Aside from the two big glitches that made this game completely unplayable for me, I still didn’t really enjoy it otherwise. Planting crops and growing stuff worked alright. But only the watering can and hoe had any guide for which square on the ground they were targeting. Also, trying to target anything properly seemed like you had to be at a very specific angle to do so. When I would walk right up to doors they wouldn’t activate very easily, neither to let me open them nor to get the being locked notice. I would have to move my character around a bit and come at them not quite right up front and be at the perfect angle. Not only that, but planting seeds doesn’t even have a targeting square, you kind of just hit the tool button as you walk around the dirt you used the hoe on and hope your seeds plant in the spot you want. One more issue I had was that I couldn’t cycle through the calendar and check the dates on the calendar page of the menu. It seemed there was no way to do anything with that menu, the only thing viewable is when the next festival is. I couldn’t figure out a way to physically move a cursor across the dates.
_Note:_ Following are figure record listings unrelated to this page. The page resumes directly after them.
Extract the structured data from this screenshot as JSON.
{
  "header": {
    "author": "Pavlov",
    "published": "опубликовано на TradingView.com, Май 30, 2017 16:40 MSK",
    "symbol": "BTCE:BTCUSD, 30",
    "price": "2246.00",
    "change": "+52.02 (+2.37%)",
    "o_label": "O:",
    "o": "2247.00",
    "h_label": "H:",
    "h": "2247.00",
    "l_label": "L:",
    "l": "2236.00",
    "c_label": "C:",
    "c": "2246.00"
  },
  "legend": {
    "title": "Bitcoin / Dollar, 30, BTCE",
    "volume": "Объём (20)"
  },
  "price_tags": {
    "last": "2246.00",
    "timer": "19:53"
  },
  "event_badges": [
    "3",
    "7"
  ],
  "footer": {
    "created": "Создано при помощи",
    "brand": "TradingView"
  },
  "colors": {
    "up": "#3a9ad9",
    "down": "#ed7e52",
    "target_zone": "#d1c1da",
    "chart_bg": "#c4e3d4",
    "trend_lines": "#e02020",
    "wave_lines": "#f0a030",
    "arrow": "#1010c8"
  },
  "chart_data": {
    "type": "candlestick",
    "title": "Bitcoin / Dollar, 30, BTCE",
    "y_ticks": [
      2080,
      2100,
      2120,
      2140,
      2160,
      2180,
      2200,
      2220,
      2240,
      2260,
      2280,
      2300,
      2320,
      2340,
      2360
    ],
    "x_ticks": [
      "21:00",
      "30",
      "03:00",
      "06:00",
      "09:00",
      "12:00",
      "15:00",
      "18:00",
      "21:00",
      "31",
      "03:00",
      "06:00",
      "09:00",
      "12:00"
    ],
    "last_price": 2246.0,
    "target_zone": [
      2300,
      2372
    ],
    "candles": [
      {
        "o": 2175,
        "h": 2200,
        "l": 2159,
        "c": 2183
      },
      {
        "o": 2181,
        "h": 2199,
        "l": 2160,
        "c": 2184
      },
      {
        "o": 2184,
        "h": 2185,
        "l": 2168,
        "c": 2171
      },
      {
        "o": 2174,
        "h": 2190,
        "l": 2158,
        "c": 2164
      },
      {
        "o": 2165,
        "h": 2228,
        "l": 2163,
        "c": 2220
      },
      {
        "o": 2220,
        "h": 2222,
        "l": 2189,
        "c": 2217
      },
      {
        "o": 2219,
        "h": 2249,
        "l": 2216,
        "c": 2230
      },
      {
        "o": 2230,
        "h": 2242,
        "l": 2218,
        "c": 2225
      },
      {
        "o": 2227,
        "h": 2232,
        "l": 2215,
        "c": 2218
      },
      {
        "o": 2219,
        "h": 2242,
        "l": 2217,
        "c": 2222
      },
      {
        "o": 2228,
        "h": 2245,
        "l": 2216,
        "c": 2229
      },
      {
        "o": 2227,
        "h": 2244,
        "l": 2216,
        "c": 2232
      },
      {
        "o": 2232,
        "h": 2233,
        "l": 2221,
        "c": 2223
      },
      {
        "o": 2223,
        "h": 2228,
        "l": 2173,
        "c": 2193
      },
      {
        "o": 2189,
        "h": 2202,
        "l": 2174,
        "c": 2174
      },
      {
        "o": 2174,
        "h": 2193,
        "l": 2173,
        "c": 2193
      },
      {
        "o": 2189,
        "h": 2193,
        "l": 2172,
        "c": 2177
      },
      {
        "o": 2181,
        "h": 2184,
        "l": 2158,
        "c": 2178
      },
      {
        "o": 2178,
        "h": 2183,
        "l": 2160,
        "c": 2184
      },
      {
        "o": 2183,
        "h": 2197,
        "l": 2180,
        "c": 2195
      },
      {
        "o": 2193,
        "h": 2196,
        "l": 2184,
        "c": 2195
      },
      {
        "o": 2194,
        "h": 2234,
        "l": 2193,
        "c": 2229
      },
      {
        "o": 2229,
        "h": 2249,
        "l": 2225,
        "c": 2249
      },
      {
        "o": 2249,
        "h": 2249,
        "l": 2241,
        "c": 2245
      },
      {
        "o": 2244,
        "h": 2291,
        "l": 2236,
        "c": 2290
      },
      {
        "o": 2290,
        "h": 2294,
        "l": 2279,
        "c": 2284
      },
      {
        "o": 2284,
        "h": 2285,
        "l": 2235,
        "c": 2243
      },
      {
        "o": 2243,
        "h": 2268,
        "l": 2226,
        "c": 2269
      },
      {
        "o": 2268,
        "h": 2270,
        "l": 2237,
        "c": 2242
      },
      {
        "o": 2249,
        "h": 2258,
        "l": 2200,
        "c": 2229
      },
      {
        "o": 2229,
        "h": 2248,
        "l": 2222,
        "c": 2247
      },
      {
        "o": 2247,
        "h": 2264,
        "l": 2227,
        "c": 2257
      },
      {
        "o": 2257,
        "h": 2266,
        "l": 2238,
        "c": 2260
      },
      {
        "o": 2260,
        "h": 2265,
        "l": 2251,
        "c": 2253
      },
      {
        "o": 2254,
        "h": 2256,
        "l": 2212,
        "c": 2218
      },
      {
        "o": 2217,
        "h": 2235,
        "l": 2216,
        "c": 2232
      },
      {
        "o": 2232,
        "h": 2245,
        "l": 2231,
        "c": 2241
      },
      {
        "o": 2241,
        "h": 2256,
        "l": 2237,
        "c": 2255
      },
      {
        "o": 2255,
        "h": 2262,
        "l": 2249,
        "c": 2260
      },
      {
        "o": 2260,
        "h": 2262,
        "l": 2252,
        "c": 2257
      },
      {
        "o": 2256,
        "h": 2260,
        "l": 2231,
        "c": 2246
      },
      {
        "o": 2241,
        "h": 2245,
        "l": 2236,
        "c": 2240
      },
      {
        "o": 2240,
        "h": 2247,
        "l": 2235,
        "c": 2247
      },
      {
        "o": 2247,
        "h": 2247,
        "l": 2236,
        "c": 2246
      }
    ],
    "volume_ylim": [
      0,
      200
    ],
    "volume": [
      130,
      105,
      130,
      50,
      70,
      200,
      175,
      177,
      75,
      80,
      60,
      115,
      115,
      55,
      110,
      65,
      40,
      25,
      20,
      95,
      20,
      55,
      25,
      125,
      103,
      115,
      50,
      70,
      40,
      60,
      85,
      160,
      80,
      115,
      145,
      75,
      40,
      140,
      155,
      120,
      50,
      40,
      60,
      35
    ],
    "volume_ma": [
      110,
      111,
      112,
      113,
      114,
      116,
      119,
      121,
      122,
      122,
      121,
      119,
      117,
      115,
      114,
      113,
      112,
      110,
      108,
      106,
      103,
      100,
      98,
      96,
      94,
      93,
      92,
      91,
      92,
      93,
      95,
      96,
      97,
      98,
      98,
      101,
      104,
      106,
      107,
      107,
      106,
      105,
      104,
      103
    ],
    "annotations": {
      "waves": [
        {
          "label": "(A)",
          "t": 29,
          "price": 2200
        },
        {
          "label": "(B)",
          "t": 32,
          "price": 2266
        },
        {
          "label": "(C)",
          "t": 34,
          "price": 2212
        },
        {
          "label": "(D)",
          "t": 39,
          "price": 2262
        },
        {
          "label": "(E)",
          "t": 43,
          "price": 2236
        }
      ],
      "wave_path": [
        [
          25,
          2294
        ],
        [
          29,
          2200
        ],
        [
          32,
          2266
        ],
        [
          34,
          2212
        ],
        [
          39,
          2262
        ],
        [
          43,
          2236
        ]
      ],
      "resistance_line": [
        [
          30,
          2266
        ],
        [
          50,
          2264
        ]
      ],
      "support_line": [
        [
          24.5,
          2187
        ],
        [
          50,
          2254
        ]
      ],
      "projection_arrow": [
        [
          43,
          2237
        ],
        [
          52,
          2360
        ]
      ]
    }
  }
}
I truly went into this thinking it would be a fun farming game for fall. Even after I was disappointed and regretted asking for it in those first 20 minutes of gameplay, I still thought I could at least get through a full game year and then make my judgments after I gave it a shot. Unfortunately, the main two glitches in this game made it the most frustrating, impossible disaster I have ever reviewed. Now, I wanted to give the developers the benefit of the doubt, but then I went and looked up how long the game had been in Early Access on Steam. This game came out as an Early Access title in early 2017 and now over seven years later it’s finally received a full retail release, and they’re charging $29.99 for brand new console versions of the game. Sure, they may fix these issues later and it can become a game worth playing. Truthfully, I loved the atmosphere and I thought Orange Season was a very attractive game visually. I also had fun with the fishing gameplay. But the fact that after seven years of testing and polishing, this is the game they’re charging 30 bucks for, is utterly ridiculous. I refuse to waste anymore time giving this game and the developers the benefit of the doubt and I cannot recommend Orange Season whatsoever. I believe fans of cozy games or farming sims specifically are better off spending their money elsewhere.